Now that Ministers have to be accountable for their behaviour not just to the Prime Minister but to the media and the public, it is right that there should be published standards to which they are expected to adhere. In my view, the availability of such standards in published form does contribute to the honesty of British public life. As has been said, this document has come into prominence again because of the allegations surrounding the behaviour of the Home Secretary, Priti Patel. Like others, I do not wish to comment on that case, of which I do not know the details, but I will conclude with two general points. The first is that, as the noble Lord, Lord Tyler, pointed out, the latest version of the code is dated August 2019, when the present Prime Minister came into office, and he says in his personal foreword:

“We must uphold the very highest standards of propriety … There must be no bullying and no harassment … The precious principles of public life enshrined in this document … must be honoured at all times, as must the political impartiality of our much admired civil service.”


Those words are very welcome, and we must assume that the Prime Minister means what he said.

My second point is that some media comments have suggested an absolutist application of the code. If a Minister has breached the code, they suggest, he or she must, for that reason, lose their post. That seems a clearly unreasonable approach. There must be, in this as in other things, a range of gravity in breaches of the code and then in the response to them. It is like school rules, and the code is like school rules. Some breaches will be so serious and so damaging to the community that they can be dealt with only by exclusion. Some will be less serious and can be dealt with by an uncomfortable interview with the head teacher and an undertaking about future behaviour.

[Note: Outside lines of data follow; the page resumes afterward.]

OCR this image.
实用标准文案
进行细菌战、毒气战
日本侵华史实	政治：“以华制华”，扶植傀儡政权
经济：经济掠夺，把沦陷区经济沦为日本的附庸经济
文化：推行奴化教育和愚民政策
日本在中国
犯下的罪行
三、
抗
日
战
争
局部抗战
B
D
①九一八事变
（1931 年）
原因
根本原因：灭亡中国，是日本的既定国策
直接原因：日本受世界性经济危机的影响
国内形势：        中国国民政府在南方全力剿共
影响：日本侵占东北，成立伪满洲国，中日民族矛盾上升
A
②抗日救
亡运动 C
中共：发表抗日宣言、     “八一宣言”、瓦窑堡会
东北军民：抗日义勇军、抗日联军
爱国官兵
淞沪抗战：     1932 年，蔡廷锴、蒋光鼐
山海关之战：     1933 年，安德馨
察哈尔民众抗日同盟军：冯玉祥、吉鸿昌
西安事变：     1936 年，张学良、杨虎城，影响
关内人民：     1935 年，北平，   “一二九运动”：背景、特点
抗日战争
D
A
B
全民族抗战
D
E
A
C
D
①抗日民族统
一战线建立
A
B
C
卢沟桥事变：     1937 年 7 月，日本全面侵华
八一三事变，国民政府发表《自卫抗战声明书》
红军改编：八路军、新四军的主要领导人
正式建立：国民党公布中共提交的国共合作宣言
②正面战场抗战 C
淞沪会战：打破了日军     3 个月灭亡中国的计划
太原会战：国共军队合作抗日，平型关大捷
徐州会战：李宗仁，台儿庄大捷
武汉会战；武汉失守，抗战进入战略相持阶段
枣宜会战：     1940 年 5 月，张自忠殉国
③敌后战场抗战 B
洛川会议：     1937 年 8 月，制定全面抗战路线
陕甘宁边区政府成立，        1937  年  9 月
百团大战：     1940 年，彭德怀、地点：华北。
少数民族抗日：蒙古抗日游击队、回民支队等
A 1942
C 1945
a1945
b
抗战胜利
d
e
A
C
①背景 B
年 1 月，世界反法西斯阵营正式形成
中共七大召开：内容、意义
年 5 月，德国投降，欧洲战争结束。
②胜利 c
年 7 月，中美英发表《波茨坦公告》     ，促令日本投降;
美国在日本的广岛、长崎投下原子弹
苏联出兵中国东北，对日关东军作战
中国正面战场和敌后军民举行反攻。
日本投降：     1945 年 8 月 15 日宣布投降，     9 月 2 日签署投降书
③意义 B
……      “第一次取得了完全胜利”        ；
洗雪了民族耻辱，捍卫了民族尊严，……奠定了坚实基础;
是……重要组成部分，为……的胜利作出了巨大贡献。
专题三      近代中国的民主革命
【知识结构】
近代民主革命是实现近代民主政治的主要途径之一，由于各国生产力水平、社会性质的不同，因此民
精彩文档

I do not know whether the Home Secretary has breached the ministerial code and, if she has, the gravity of the breach, but if she has, I suggest that the consequences should depend on that question: what is the gravity of the breach? It should not be a binary decision. Pace the noble Lord, Lord Tyler, I believe that the Prime Minister must be the judge of that. The code is not a legal document; this is not a legal process. The final arbiter about the Government are the public, but the final arbiter about who should be members of the Government must be the Prime Minister who leads them.